Почему я так называю ее? Почему так сжимается горло? Почему так черна вода в этой странной реке? Почему она пахнет так странно – сталью, холодом, забвением? Что за дерево там, на другом берегу, что за человек там, под деревом? Сгусток тьмы, сердце мрака – и неизвестный плод пламенеет в его руке, как вырванное сердце.

– Кора!

Она не оборачивается. Ее зовут с другого берега. Темный голос, темный, как вода этой реки:

– Персефона!

Туман клубится над рекой. Кора, моя дочь, уходит от меня – бесшумная ладья увозит ее на тот берег. От меня. И только венок из белых лилий плывет по воде. Мне нужно до него дотянуться, дотянуться, до…»

– Тихо, тихо! Тсс. Поспи немножко. Вот так, ложись, я тебя укрою. Усни, Александра, усни.

Гестия

Матушка наша была хорошая женщина, но, ей-богу, с придурью. Это ж надо придумать – Аврора! Удружила младшенькой, нечего сказать. Правда, та, чуть подросла, стала имени стесняться, потому что дразнили ее, как и следовало ожидать, крейсером. В деревенской школе, понимаете, не место было греческим богам. Елена Генриховна, училка, пускалась, бывало, в объяснения, но кому охота была ее слушать? И девчонку так задергали, что она к шестнадцати годам, когда паспорт получала, имя сменила. Стала Александрой. И правильно, я считаю. Но вот зачем она сама дочку Кирой назвала? Какие такие греческие боги ее надоумили? Получше, конечно, чем Аврора, но все равно – не по-русски как-то. Нет бы – Машей, Дашей или Полиной! В школе дочку Киркой дразнили… Но недолго – девочка всегда умела себя поставить. Как раз и деньги у матери в кармане зашевелились, слава тебе господи. А до этого – чего только мы с ней не делали – и полы в аптеке драили, и газетами торговали у метро, и посуду по ресторанам мыли… Потом уж цветами она занялась. Без образования сейчас никуда. Александра-то института своего не кончила. Да и как бы он ей сейчас понадобился? Учительшей много ли заработаешь? Ей не карьера, ей деньги нужны были – дочку кормить, одевать, лечить. Все хотела так подняться, чтобы от Кириного отца отойти, не зависеть от него ни в чем. И это ей удалось. Удалось бы, если бы Кира не пропала.
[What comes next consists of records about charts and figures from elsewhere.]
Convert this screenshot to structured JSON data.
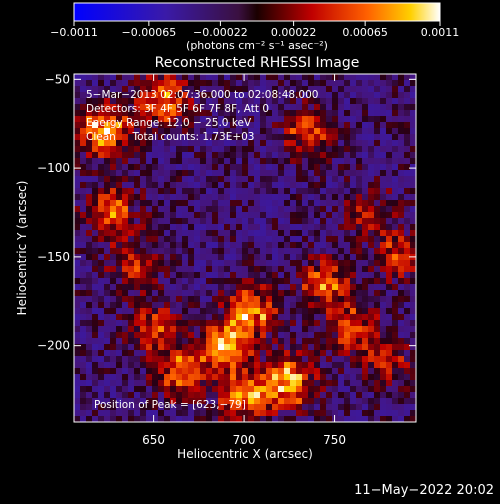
{
  "chart_data": {
    "type": "heatmap",
    "title": "Reconstructed RHESSI Image",
    "xlabel": "Heliocentric X (arcsec)",
    "ylabel": "Heliocentric Y (arcsec)",
    "xlim": [
      606,
      795
    ],
    "ylim": [
      -243,
      -47
    ],
    "x_ticks": [
      650,
      700,
      750
    ],
    "x_tick_labels": [
      "650",
      "700",
      "750"
    ],
    "y_ticks": [
      -50,
      -100,
      -150,
      -200
    ],
    "y_tick_labels": [
      "−50",
      "−100",
      "−150",
      "−200"
    ],
    "colorbar": {
      "min": -0.0011,
      "max": 0.0011,
      "tick_values": [
        -0.0011,
        -0.00065,
        -0.00022,
        0.00022,
        0.00065,
        0.0011
      ],
      "tick_labels": [
        "−0.0011",
        "−0.00065",
        "−0.00022",
        "0.00022",
        "0.00065",
        "0.0011"
      ],
      "units": "(photons cm⁻² s⁻¹ asec⁻²)"
    },
    "annotations": [
      "5−Mar−2013 02:07:36.000 to 02:08:48.000",
      "Detectors: 3F 4F 5F 6F 7F 8F, Att 0",
      "Energy Range: 12.0 − 25.0 keV",
      "Clean     Total counts: 1.73E+03"
    ],
    "peak_label": "Position of Peak = [623,−79]",
    "peak_position": [
      623,
      -79
    ],
    "hot_regions": [
      {
        "x": 623,
        "y": -79,
        "value": 0.0011
      },
      {
        "x": 655,
        "y": -62,
        "value": 0.0009
      },
      {
        "x": 627,
        "y": -125,
        "value": 0.0008
      },
      {
        "x": 640,
        "y": -155,
        "value": 0.0006
      },
      {
        "x": 735,
        "y": -80,
        "value": 0.0007
      },
      {
        "x": 690,
        "y": -200,
        "value": 0.001
      },
      {
        "x": 725,
        "y": -220,
        "value": 0.0011
      },
      {
        "x": 705,
        "y": -180,
        "value": 0.0009
      },
      {
        "x": 665,
        "y": -215,
        "value": 0.0008
      },
      {
        "x": 760,
        "y": -190,
        "value": 0.0007
      },
      {
        "x": 745,
        "y": -165,
        "value": 0.0008
      },
      {
        "x": 780,
        "y": -210,
        "value": 0.0005
      },
      {
        "x": 770,
        "y": -125,
        "value": 0.0005
      },
      {
        "x": 785,
        "y": -150,
        "value": 0.0006
      },
      {
        "x": 650,
        "y": -190,
        "value": 0.0006
      },
      {
        "x": 700,
        "y": -230,
        "value": 0.0009
      }
    ],
    "background_value": -0.0002,
    "grid": false
  },
  "footer": {
    "timestamp": "11−May−2022 20:02"
  }
}
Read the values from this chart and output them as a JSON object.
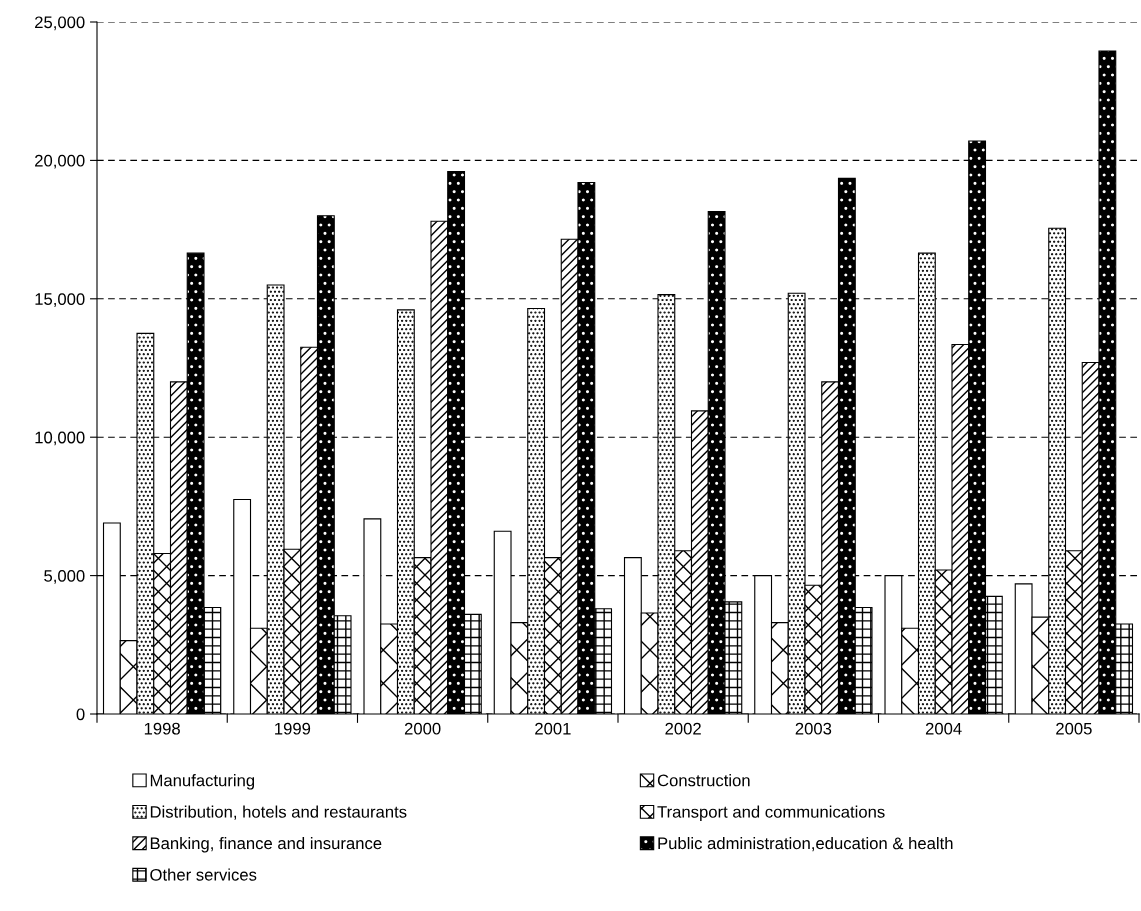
{
  "chart_data": {
    "type": "bar",
    "categories": [
      "1998",
      "1999",
      "2000",
      "2001",
      "2002",
      "2003",
      "2004",
      "2005"
    ],
    "series": [
      {
        "name": "Manufacturing",
        "color": "#ffffff",
        "values": [
          6900,
          7750,
          7050,
          6600,
          5650,
          5000,
          5000,
          4700
        ]
      },
      {
        "name": "Construction",
        "color": "#000000",
        "values": [
          2650,
          3100,
          3250,
          3300,
          3650,
          3300,
          3100,
          3500
        ]
      },
      {
        "name": "Distribution, hotels and restaurants",
        "color": "#000000",
        "values": [
          13750,
          15500,
          14600,
          14650,
          15150,
          15200,
          16650,
          17550
        ]
      },
      {
        "name": "Transport and communications",
        "color": "#000000",
        "values": [
          5800,
          5950,
          5650,
          5650,
          5900,
          4650,
          5200,
          5900
        ]
      },
      {
        "name": "Banking, finance and insurance",
        "color": "#000000",
        "values": [
          12000,
          13250,
          17800,
          17150,
          10950,
          12000,
          13350,
          12700
        ]
      },
      {
        "name": "Public administration,education & health",
        "color": "#000000",
        "values": [
          16650,
          18000,
          19600,
          19200,
          18150,
          19350,
          20700,
          23950
        ]
      },
      {
        "name": "Other services",
        "color": "#000000",
        "values": [
          3850,
          3550,
          3600,
          3800,
          4050,
          3850,
          4250,
          3250
        ]
      }
    ],
    "ylim": [
      0,
      25000
    ],
    "yticks": [
      0,
      {
        "value": 5000,
        "label": "5,000"
      },
      {
        "value": 10000,
        "label": "10,000"
      },
      {
        "value": 15000,
        "label": "15,000"
      },
      {
        "value": 20000,
        "label": "20,000"
      },
      {
        "value": 25000,
        "label": "25,000"
      }
    ],
    "grid": "y",
    "legend": "bottom"
  }
}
Я про Александру плохого не скажу. Я сама, считай, ее вырастила. Мамка после родов померла, – шутка ли шестого ребенка под полтинник родить! Какого угодно здоровья не хватит, а мать всю жизнь была затурканная. Батяня, плохого слова не говоря, гонял ее, как лошадь на корде, все по его делалось. Потому и всех детей нормально назвали, как батя хотел. Меня вот Галиной. Еще были сестры Ольга и Мария, да уже померли. Аврора – так матушка перед смертью просила дочку назвать, и батя уважил. Все же он ее любил. Как умел. Слишком нрав у него был тяжелый. Только перед смертью умягчился. Тогда Александра как раз из Петербурга вернулась. С кузовком. А он ничего, даже не попрекнул. Меня б со свету сжил! Да не дал Бог детей, ни брачных, ни внебрачных. Только мужа-алкаша, да и тот давно загнулся. И вся моя семья осталась – Александра да Кира. Теперь Киры нет. Пропала. И Александра пропадет. Глаза у нее уже безумные. Девять дней, считай, прошло. Десятую не поспит – спятит, это уж и к гадалке не ходить.

ГЛАВА 2

Гелиос

Следователь Кленов принял много заявлений о пропавших людях и немало повидал таких женщин. Осатаневшая от горя и растерянности мамаша, воспаленные глаза – поди, ночи не спит, все о дочурке думает. А дочурка упорхнула из душного и тихого гнездышка, чтобы метнуться в огромный мир. Такой соблазнительный и опасный. А мамашка пусть доживает свою скучную жизнь. Лет под сорок? Быть может, моложе. Но стремится выглядеть как бизнес-леди. Тщательно взбитые волосы, тщательный макияж, костюмчик цвета фуксии. Черт ее знает, эту фуксию, следователь ее отродясь не видел – просто бывшая супруга, большая специалистка в области моды и стиля, так этот цвет называла. У нее такое платье было – с разрезом чуть не до пупа что спереди, что сзади.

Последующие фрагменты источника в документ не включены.